Sample Expense Report
Let me add some data and set up a sample expense report to help you understand this spreadsheet. Take a look at the Sample Expense Report I put together.
The sample data represents a two day, overnight trip to a technical conference, and lists the traveling expenses of the employee. Each expense is on a single line (row) and entered into the appropriate column based on the category. Note that the columns are subtotaled so you can see how much you spent within a category. If you didn’t need detailed “Descriptions” you could combine expenses on the same line. An example would be if you wanted to combine your travel expenses to the event. In a single row, you might have the “Description” as “Travel to Event” and then add mileage, meals, and miscellaneous expenses in the same row (see the Single Row Entry image). A disadvantage of this structure is that you lose descriptive details, and the ability to enter correct accounting codes. It might not work with your accounting department.
Now, whether you’re an employee or employer, you should have some ideas on how this Expense Report Form can help. As an employee, it can save you some frustration after the trip by reporting expenses – whether reimbursable or not. As an employer, adopting this reimbursement form can help you or your accounting department process travel expenses more quickly.
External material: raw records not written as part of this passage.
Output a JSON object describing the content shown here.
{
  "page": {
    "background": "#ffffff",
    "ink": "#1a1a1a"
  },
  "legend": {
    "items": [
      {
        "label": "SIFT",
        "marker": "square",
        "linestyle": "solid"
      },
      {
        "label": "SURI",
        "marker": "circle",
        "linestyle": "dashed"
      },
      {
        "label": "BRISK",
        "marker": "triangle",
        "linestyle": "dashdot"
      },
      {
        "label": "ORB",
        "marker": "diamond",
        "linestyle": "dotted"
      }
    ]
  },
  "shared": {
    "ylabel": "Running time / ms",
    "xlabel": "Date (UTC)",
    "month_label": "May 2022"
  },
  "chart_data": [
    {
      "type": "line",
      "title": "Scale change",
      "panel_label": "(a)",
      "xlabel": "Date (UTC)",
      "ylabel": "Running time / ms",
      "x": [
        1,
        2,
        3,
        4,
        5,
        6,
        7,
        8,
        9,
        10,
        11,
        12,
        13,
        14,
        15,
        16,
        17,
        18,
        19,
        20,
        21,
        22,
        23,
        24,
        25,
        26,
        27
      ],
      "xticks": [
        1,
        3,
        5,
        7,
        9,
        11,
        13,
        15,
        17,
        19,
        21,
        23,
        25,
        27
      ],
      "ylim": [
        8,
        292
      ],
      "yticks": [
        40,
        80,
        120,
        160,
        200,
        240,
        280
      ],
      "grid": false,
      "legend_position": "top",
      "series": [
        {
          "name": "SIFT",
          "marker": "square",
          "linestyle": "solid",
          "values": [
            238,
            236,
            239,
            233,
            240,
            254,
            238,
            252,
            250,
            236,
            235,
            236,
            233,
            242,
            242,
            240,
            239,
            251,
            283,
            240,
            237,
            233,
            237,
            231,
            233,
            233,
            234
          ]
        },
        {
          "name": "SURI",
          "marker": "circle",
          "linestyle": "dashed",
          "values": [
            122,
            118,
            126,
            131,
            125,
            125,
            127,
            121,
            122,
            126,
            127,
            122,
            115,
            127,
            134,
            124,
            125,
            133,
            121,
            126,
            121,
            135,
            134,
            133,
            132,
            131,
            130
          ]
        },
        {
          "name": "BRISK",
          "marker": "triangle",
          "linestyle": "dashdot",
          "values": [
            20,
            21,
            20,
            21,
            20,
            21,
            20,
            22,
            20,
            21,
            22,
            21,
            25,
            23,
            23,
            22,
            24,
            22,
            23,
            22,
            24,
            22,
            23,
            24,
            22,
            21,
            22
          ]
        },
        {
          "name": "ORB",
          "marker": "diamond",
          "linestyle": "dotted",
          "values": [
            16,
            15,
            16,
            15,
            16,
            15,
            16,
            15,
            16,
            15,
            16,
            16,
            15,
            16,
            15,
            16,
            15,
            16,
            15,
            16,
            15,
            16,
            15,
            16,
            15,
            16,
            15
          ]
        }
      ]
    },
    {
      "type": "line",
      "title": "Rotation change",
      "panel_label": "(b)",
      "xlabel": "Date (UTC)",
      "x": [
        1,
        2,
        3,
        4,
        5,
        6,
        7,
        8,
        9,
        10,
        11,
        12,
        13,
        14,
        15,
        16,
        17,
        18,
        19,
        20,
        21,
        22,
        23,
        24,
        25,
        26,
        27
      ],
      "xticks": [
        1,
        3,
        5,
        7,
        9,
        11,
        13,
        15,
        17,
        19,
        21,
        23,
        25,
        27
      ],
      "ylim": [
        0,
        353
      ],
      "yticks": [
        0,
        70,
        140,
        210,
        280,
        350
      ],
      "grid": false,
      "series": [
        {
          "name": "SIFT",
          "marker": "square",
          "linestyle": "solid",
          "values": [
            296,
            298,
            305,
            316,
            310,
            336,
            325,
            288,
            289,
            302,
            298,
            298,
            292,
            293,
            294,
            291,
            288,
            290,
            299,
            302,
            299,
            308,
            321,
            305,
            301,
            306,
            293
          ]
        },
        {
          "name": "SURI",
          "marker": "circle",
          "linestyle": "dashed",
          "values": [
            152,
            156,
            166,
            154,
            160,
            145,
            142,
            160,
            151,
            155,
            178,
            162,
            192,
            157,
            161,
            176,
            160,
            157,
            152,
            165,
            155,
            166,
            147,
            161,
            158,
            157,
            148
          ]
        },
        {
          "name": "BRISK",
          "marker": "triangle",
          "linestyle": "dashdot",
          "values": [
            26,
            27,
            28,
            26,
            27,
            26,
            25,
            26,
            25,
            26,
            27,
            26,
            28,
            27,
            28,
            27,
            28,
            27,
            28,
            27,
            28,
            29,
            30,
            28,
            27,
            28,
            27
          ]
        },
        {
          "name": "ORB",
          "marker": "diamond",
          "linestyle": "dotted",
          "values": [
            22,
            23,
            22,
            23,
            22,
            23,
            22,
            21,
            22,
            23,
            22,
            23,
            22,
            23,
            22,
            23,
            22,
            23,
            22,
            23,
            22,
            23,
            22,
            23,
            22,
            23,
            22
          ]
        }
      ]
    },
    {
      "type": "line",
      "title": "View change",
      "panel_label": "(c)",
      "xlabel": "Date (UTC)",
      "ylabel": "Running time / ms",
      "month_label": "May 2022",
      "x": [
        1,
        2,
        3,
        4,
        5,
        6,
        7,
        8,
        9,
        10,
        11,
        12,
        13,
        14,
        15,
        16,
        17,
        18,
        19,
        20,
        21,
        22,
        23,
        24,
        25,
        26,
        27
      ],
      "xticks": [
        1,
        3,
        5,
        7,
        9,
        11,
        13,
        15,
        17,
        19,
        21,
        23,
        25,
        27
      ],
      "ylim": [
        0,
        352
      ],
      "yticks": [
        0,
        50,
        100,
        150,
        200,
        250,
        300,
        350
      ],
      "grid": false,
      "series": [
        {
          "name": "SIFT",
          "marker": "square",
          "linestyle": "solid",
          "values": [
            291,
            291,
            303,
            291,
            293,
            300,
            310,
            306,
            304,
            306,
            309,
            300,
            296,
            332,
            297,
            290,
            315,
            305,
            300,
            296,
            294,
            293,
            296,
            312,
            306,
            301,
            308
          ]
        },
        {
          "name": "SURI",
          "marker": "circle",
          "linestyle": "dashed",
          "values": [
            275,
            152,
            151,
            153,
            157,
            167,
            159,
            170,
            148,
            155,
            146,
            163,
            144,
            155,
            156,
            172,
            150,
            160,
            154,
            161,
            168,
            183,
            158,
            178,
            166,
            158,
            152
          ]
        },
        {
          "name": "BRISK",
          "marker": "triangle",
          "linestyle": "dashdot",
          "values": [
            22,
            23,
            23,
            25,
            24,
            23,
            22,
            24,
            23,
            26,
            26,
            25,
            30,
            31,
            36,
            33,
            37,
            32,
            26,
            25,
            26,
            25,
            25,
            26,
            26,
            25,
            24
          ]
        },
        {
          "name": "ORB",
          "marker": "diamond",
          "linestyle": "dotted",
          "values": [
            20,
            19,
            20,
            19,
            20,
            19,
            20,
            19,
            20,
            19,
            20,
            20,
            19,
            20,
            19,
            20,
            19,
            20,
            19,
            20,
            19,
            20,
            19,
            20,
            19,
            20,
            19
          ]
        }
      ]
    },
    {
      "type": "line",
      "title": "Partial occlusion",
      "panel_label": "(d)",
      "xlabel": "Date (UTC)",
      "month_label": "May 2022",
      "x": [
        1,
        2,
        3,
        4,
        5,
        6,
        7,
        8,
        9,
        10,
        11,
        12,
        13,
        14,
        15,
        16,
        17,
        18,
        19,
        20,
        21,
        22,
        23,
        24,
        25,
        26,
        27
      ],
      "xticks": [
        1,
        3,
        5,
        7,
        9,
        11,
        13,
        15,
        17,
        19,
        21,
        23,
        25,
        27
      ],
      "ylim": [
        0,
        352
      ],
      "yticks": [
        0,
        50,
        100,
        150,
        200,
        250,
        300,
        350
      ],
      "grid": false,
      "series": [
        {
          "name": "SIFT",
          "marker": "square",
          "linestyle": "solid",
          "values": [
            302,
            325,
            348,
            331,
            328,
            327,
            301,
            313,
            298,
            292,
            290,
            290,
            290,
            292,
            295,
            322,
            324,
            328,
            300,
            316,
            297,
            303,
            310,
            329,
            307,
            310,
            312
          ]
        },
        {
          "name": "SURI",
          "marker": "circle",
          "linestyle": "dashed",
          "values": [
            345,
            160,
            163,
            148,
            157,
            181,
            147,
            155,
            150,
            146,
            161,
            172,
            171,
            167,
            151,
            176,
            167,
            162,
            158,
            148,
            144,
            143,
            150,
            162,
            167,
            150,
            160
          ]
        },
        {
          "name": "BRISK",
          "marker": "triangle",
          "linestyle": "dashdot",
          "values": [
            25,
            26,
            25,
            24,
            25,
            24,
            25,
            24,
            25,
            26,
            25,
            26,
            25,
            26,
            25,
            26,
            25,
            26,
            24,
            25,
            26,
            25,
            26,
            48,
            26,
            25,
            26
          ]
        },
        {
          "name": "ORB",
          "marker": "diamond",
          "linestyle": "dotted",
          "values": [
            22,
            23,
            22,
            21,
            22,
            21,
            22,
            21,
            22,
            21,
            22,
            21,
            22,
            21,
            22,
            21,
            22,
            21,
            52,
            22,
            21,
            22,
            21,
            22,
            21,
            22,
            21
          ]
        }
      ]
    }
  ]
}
A standardized form will help employees remember which line items are reimbursable, will make verifying their expenses faster to do, and will ease one of the more fraught interactions between employees and the company’s accountants.
Happy travels and, during your next business trip, keep this in mind, “If you think adventures are dangerous: try routine, it’s lethal.” - Paul Coelho (Make Time to See the World, #40).
(Note: This article references the features in Excel from Microsoft Office 365.)